The new deal announced Tuesday gives Mexico the right to fill all of that additional quota if it can. Furthermore the 70-30 split and the 99.2 percent polarity restrictions do not apply to those additional imports.
“U.S. sugar farmers and producers are concerned that the agreement in principle contains a major loophole in the section dealing with additional U.S. needs,” said Phillip Hayes, a spokesman for the American Sugar Alliance. “Mexico could exploit this loophole to continue to dump subsidized sugar into the U.S. market and short U.S. refineries of raw sugar inputs. This loophole takes away the existing power of the U.S. government to determine the type and polarity of any additional sugar that needs to be imported and cedes that power to the Mexican government.”
Ross said he was disappointed that the deal doesn’t have the support of U.S. industry, but he said there is still time as details are worked out in the coming days.
“In the drafting process we will try to work on issues that will make it easier for American industry to come on board,” Ross said.
Hayes agreed that the next several days could be key.

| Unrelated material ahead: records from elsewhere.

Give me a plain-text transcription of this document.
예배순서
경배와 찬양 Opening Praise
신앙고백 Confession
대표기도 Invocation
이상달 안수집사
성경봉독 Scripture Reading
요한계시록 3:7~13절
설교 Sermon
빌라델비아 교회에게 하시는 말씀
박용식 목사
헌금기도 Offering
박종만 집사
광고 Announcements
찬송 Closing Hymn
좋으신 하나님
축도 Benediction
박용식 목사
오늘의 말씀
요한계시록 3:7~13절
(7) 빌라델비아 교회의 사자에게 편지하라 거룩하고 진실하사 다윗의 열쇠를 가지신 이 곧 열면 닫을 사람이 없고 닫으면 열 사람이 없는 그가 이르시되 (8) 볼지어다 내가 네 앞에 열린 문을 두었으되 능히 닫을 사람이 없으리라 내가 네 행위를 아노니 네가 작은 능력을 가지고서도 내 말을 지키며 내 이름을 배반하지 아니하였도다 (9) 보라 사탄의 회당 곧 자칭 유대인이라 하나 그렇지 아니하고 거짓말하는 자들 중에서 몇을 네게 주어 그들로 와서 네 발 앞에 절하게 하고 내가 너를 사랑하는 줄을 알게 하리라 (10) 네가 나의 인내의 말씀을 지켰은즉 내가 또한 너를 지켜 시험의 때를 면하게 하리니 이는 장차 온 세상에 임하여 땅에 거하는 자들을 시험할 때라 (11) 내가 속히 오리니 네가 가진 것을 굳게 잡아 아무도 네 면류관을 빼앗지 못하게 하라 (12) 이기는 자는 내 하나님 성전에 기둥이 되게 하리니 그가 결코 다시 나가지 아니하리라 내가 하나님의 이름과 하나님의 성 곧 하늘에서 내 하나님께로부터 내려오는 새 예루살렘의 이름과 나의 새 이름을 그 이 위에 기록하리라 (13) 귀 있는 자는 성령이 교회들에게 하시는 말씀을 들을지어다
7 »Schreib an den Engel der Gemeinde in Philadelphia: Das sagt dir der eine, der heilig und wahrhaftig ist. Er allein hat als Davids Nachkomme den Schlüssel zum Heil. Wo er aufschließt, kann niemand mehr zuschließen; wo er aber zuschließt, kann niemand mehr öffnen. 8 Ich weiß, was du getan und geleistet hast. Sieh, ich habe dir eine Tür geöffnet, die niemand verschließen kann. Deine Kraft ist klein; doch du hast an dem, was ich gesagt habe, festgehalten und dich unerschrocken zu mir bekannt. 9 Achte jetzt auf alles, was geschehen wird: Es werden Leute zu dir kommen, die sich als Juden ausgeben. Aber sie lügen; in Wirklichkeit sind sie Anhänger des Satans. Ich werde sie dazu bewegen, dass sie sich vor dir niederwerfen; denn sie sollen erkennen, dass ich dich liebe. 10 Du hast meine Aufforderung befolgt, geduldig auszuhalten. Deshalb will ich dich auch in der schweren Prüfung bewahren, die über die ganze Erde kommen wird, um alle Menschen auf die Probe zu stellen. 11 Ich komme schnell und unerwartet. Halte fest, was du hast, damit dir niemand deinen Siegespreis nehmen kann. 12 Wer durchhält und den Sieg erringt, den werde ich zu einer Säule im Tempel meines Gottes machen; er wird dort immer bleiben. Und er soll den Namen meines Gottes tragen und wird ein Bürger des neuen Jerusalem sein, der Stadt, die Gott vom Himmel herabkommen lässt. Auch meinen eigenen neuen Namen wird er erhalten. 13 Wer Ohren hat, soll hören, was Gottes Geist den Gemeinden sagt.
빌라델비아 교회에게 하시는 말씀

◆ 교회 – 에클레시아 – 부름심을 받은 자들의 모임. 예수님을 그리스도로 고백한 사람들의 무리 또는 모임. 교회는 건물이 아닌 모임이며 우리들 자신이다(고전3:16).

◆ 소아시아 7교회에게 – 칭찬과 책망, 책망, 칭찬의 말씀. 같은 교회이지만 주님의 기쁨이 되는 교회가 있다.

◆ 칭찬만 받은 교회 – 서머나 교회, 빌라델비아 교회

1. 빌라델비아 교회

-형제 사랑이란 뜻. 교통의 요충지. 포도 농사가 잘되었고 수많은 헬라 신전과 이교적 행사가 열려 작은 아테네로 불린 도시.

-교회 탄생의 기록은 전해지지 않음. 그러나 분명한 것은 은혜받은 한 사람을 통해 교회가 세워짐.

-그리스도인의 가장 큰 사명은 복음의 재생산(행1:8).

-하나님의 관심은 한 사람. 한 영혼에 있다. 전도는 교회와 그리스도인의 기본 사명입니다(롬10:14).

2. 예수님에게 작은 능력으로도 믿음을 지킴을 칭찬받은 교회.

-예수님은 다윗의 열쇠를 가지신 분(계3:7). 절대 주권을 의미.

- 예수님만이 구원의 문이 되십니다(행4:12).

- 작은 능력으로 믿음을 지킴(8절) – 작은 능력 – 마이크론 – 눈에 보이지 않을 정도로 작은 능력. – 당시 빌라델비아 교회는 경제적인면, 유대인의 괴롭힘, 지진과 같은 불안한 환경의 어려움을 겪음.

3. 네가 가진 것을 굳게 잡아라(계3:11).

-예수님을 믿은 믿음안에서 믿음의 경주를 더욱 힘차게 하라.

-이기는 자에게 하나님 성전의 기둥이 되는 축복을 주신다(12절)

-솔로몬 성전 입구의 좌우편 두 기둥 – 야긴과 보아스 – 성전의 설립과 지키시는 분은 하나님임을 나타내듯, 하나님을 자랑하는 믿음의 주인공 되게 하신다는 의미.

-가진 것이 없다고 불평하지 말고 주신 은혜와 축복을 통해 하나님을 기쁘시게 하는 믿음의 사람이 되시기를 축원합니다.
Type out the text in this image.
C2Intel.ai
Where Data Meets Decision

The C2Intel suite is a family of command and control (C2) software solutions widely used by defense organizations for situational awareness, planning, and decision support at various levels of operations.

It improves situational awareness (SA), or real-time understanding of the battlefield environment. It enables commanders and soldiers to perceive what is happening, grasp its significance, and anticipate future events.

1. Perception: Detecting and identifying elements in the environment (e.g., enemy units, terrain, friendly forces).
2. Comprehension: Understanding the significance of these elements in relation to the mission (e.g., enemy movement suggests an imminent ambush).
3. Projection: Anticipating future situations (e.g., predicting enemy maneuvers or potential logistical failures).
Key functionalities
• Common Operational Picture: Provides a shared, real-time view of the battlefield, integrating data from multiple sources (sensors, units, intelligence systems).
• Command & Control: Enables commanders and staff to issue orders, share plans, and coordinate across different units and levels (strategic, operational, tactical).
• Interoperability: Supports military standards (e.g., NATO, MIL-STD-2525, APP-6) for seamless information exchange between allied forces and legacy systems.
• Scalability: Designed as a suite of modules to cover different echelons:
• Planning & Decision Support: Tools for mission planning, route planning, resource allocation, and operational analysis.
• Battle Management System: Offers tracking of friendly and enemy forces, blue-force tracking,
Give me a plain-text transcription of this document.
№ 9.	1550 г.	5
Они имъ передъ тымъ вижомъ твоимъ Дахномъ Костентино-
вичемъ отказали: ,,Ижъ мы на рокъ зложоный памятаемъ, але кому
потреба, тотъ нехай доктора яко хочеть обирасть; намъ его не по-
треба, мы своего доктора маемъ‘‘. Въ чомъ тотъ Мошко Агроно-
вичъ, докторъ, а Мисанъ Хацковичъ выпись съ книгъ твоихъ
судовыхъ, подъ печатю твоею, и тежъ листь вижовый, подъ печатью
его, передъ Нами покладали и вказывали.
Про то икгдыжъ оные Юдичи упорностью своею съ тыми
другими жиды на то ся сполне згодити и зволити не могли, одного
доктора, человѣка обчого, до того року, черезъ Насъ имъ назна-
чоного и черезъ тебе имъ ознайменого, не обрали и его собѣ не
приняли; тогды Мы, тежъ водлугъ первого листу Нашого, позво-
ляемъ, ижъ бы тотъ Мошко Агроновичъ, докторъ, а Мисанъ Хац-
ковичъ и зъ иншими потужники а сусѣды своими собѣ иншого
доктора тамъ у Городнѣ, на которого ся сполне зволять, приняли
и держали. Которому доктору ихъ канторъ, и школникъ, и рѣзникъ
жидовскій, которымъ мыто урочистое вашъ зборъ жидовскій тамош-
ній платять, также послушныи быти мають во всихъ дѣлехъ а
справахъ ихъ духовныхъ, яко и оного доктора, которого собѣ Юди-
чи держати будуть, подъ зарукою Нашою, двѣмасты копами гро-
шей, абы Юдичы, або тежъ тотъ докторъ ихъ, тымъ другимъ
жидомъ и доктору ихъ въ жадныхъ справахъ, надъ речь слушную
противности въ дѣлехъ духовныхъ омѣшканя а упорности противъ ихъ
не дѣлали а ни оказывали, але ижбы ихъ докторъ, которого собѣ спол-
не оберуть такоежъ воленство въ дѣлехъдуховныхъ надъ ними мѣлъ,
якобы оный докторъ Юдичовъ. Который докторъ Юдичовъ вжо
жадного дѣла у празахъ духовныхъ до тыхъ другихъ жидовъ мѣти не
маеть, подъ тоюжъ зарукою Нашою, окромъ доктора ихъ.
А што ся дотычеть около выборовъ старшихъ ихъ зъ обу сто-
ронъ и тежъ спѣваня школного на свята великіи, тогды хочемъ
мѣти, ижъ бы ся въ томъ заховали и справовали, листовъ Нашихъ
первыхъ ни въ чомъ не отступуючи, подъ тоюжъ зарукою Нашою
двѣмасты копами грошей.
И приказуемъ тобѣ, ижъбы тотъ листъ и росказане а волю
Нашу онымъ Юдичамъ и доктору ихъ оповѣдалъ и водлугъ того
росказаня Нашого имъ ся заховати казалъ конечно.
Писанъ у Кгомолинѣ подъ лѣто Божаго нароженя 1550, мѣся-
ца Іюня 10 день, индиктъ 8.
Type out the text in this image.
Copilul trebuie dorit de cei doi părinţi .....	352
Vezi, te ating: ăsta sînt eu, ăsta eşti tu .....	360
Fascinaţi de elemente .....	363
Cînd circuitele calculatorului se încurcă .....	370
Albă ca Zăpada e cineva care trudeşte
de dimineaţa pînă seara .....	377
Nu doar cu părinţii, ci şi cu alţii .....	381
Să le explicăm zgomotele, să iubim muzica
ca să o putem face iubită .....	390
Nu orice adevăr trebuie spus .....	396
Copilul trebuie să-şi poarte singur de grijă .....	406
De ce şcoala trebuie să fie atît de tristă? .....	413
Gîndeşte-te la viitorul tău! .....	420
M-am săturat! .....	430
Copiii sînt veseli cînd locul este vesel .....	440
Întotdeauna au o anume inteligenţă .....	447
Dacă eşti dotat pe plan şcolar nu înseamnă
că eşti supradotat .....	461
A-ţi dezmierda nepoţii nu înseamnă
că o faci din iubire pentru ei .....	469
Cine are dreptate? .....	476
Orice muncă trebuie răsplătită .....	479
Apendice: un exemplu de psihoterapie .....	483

“We will work with Secretary Ross in the coming days to see if that loophole can be effectively closed so that the basic provisions of the agreement are not undermined and USDA can effectively manage the sugar program,” he said.
It’s not just the sugar refiners and farmers who are not pleased with the deal. Food and candy manufacturers that depend on a plentiful and cheap supply of sugar for the bread, donuts, cookies, cakes and candy they produce, say the agreement will push up prices.
“Today’s announcement is a bad deal for hardworking Americans, and exemplifies the worst form of crony capitalism,” the Coalition for Sugar Reform said in a statement. “The agreement in principle does not address the fact that the price of sugar in this country is already 80 percent higher than the world price. In fact, it will result in higher prices, costing U.S. consumers an estimated $1 billion a year.”
The U.S.-Mexico agreement pushes up the reference price for Mexican raw sugar from 22.25 cents per pound to 23 cents per pound. The price for refined sugar will rise from 26 cents to 28 cents.